How driving high could affect your auto insurance
Motorists who drive high could see their auto insurance coverage go up in smoke.
Recreational cannabis became legal in Canada Oct. 17, 2018 but there are serious repercussions for those who get behind the wheel after smoking a joint. Similar to alcohol, driving under the influence of marijuana is dangerous with many of same adverse effects. Reaction time is slower, eye sight is hampered and focusing becomes more difficult.
In addition to posing a risk to yourself and others, driving high can result in a criminal conviction and carries insurance implications. First, your insurer will not cover any damage to your vehicle. But the more serious consequence is what happens to your premium up to and including the outright cancellation of your policy.
The new federal drug-impaired driving laws came into effect on June 21, 2019. There are two prohibited levels for THC, the primary psychoactive component of cannabis: it is a less serious offence to have between 2 nanograms (ng) and 5 ng of THC per ml of blood. It is a more serious offence to have 5 ng of THC or more per ml of blood.
The laws set the following penalties for driving while high:
- A fine of up to $1,000 for driving with 2 nanograms (ng) of THC per millilitre (ml) of blood but less than 5 ng.
- A fine of $1,000 or higher and possibly jail time if you have more than 5 ng/ml of THC in your blood.
- A fine of $1,000 or higher and possibly jail time if you have 50 milligrams of alcohol per 100 ml of blood and 2.5 ng/ml of THC in your system.
If you’re convicted of impaired driving you will also lose your licence for a year. For repeat offenders, the penalties are harsher, with a maximum of 10 years in prison for impaired driving that causes bodily harm and the possibility a life sentence for causing a fatal accident.
Following a conviction, your insurance will drop you. In order to continue driving, you’ll have to get a high-risk policy. Those rates are drastically higher – we’re talking thousands - and could be even more for impaired driving that causes a collision.

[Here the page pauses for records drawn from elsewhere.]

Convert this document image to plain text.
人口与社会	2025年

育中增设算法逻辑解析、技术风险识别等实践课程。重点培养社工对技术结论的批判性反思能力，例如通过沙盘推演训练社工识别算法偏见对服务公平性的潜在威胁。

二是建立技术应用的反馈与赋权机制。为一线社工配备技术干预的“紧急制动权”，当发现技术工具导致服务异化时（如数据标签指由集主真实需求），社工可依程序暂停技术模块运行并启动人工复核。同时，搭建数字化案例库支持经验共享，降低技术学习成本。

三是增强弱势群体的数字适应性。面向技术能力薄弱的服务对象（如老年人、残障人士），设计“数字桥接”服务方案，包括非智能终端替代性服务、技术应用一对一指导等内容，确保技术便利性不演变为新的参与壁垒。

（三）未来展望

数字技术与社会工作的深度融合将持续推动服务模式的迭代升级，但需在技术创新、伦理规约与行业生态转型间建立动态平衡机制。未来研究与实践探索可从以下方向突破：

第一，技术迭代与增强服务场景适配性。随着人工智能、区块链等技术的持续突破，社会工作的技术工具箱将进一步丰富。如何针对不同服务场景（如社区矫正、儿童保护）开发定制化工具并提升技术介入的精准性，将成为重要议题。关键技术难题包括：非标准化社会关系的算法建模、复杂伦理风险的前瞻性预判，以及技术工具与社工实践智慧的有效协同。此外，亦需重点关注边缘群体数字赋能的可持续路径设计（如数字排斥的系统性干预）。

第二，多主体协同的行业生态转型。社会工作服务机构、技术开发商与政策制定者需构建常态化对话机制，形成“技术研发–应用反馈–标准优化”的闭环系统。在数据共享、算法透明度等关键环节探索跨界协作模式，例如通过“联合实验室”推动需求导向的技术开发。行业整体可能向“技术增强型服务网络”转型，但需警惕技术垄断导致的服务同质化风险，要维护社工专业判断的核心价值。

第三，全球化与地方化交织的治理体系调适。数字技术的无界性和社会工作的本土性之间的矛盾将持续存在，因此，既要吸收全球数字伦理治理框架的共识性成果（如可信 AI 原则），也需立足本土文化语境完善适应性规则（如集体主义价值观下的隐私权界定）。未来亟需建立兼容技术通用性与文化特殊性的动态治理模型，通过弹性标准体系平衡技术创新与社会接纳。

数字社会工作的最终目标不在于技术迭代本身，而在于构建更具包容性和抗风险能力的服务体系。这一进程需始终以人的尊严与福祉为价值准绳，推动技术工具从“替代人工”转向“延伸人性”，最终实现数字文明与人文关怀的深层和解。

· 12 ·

The criminal code conviction will stay on your record for three years, but it could take as long as six to be able to access the mainstream auto insurance market again.
However, an impairment charge that’s thrown out of court won’t affect your auto insurance premium.
It’s also important to note that in Ontario driving high can also affect your no-fault benefits claims.
If you are found to be impaired by alcohol and/or drugs at the time of the accident, your insurer may not be required to pay you an income replacement benefit, a non-earner benefit or other benefits such as lost educational expenses, expenses of visitors and housekeeping and home maintenance benefits.
The exclusion will apply not only to the driver, but also to any passenger of the automobile.
As with alcohol, there are no hard and fast rules about when it is safe to drive after consuming cannabis. Impairment and blood-level concentration of inebriating substances depend things like how much you had and your body type.
The rule of thumb is that it takes three to four hours after smoking a “standard joint” for blood-level concentrations of THC to drop close to or below the legal threshold, Douglas Beirness, senior research and policy advisor at the Canadian Centre on Substance Abuse and Addiction, told Global News in an interview.
For some people, however, it might take longer, he added. And the more cannabis you consume, the longer you’ll have to wait. As for edibles, “it’s a totally different story,” Beirness said. “They take longer to get up there and longer to come down.”
MADD Canada’s recommendation is the same as it is with alcohol – if you know you’re going to be consuming, don’t drive. Plan ahead for a sober ride home – take an Uber, a cab, a designated driver or public transportation.